Caltech Develops Chip-Scale Frequency Comb Using Topological Solitons

New approach allows for more compact and practical frequency comb sources.

Mar. 26, 2026 at 3:57am

Caltech scientists have developed a new way to produce optical frequency combs - important tools in devices that keep time and measure distances very precisely - at the chip scale. The approach uses a robust class of light pulses called topological solitons, which had been previously predicted but largely unexplored until now. The new device, called a degenerate optical parametric oscillator (DOPO), exploits strong quadratic nonlinearity in lithium niobate to generate frequency combs more easily than previous methods that relied on weaker cubic nonlinearity.

Why it matters

Frequency combs are critical tools in many applications like spectroscopy, telecommunications, and astronomical research, but current frequency comb sources are often bulky tabletop laser systems. Caltech's new chip-scale approach using topological solitons could make frequency combs more compact, practical, and accessible for a wider range of uses outside the lab.

The details

The DOPO device generates the frequency comb by exploiting quadratic nonlinearity in lithium niobate, which is much stronger than the cubic nonlinearity used in many previous chip-scale frequency comb approaches. This allows the device to produce the nonlinear effects needed for the comb with a lower quality resonator that is easier to fabricate. The DOPO also generates the comb at half the frequency of the input light, enabling access to the important mid-infrared spectral region. The team demonstrated both a two-soliton comb state and a "soliton crystal" state with 16 evenly spaced dark pulses.

  • The research paper was published online on March 25, 2026.

The players

Alireza Marandi

Professor of electrical engineering and applied physics at Caltech and the lead author of the study.

Nicolas Englebert

Postdoctoral scholar at Caltech and one of the lead authors of the study, along with Robert M. Gray.

Robert M. Gray

PhD student at Caltech at the time of the study, now at ETH Zurich.

Caltech

The university where the research was conducted.

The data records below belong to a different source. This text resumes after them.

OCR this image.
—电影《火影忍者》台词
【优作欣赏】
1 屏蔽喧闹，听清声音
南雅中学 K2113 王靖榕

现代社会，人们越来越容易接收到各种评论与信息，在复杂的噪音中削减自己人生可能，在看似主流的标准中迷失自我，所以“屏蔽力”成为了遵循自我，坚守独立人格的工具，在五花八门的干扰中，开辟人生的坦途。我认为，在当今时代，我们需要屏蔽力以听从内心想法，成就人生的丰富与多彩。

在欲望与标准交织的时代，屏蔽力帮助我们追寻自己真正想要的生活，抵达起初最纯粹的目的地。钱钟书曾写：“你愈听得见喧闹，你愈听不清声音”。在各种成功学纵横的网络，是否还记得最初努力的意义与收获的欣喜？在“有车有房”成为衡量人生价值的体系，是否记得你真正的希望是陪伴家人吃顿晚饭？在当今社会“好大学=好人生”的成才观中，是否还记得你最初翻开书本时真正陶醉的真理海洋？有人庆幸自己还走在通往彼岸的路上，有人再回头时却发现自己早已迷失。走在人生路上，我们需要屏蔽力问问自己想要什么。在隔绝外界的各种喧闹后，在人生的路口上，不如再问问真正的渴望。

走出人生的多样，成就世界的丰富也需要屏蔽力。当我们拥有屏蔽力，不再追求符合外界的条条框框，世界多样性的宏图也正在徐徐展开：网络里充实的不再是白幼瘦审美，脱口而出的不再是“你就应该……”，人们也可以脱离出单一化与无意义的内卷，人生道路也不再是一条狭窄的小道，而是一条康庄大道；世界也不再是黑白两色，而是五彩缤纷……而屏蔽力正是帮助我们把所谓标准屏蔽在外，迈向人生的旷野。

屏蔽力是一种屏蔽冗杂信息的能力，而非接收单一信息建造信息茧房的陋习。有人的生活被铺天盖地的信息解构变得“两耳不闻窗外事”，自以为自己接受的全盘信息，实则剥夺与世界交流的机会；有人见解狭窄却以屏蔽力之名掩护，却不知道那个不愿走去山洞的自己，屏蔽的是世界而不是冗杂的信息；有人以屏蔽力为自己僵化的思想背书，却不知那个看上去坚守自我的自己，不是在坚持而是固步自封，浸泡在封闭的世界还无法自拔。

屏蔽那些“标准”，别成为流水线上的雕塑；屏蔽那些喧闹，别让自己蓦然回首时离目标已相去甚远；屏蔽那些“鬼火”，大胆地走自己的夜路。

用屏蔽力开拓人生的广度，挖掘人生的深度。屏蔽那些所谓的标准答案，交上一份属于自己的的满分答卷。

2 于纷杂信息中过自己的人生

Kavli Nanoscience Institute

The institute at Caltech where the DOPO device was fabricated.

Got photos? Submit your photos here. ›

What they’re saying

“Our new approach allows us to explore a completely different path. It promises that many of the challenges we have faced with other on-chip methods for generating frequency combs may be avoided.”

— Alireza Marandi, Professor of electrical engineering and applied physics at Caltech

“Thanks to the DOPO, this topological frequency comb forms at half the frequency of the input light. This is particularly exciting since it allows for generating combs in the hard-to-access mid-infrared spectral region, starting from readily available integrated near-infrared lasers.”

— Nicolas Englebert, Postdoctoral scholar at Caltech

What’s next

The team plans to further characterize the behaviors of the topological soliton states in the DOPO and explore potential applications beyond frequency comb sources.

The takeaway

Caltech's development of a chip-scale frequency comb using topological solitons represents an important advance that could make these critical tools more compact, practical, and accessible for a wider range of applications outside the lab setting.